Our RC Car driving autonomously with Pure Pursuit Control
Motion Model with Dynamically Weighted Gaussian Noise
Cone Following with PID Control and Computer Vision

Course Description

“Robotics: Science and Systems” includes both interactive frontal lectures and project-oriented labs. The lectures provide a comprehensive overview of mobile robotics and autonomous vehicles, covering topics in control and estimation theory, computational perception, computer vision, motion planning, and machine learning. The labs exercise these aspects through the design and implementation of algorithms and software to make the mini race car platforms fully autonomous. The labs are based on ROS, the Robot Operating System — a must-know for roboticists — which will be taught in the course.
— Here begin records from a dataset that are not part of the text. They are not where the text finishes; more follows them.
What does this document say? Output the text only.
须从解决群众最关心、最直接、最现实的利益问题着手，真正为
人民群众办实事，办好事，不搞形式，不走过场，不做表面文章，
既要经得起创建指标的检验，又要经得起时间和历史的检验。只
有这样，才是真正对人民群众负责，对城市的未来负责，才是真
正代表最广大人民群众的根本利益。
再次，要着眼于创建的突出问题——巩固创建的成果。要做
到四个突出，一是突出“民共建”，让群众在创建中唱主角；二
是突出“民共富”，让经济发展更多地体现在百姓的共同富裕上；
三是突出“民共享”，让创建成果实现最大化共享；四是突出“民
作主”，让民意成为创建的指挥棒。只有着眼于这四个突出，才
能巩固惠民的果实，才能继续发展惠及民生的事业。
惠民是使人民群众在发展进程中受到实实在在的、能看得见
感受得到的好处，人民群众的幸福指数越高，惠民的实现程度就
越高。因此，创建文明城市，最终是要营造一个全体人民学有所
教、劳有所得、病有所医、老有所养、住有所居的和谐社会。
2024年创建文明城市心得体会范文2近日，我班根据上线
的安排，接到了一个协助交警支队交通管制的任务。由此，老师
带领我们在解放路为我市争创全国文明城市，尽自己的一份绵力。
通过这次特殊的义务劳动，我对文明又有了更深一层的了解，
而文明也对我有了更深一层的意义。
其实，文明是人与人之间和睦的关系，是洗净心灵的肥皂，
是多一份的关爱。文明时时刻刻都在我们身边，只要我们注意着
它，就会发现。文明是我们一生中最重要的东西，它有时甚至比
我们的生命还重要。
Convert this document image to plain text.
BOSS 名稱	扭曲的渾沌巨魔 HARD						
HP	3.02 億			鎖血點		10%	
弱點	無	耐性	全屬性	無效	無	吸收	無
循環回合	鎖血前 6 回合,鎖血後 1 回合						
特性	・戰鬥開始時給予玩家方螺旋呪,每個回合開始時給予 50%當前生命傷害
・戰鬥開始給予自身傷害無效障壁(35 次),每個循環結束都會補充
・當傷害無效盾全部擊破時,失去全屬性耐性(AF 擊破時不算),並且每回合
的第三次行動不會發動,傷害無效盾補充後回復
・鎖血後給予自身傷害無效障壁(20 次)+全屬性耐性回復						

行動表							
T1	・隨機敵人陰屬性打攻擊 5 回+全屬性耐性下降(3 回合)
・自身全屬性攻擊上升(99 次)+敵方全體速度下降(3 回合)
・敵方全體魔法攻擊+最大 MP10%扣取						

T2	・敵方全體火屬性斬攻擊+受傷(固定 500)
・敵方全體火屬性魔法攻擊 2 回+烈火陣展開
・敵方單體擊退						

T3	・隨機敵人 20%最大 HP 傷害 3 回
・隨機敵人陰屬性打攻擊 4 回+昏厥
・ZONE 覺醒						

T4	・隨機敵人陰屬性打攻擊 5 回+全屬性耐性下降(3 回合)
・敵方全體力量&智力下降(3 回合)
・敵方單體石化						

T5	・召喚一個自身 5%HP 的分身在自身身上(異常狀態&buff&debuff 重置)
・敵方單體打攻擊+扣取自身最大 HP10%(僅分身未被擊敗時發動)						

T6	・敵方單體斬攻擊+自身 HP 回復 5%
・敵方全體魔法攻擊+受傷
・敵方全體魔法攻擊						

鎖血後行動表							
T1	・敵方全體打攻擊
This year the race car scuderia will include cars equipped with the Puck VLP-16 Velodyne Lidar, as well as other state-of-the-art sensors and embedded computers. The race cars will be provided to the students, who will focus on algorithmic aspects.

My Role

I learned about the entire software stack for autonomous vehicles, I focused on implementing lower-level algorithms for state estimation and controls for our team. I built the motion model for our Monte-Carlo Particle Filter, and I improved the generation of noise to disperse the particles by implementing weighted probabilities based on how much motion was occurring in the longitudinal lateral directions, which significantly helped in decreasing error in our vehicle state estimates. In addition, I developed a novel and enhanced version of a pure pursuit controller, in which an adaptive search radius around our racecar was used depending on how large the curvature of the perceived path in front of it was. This resulted in much better stability and intelligence of the original pure pursuit controller that I learned about in class.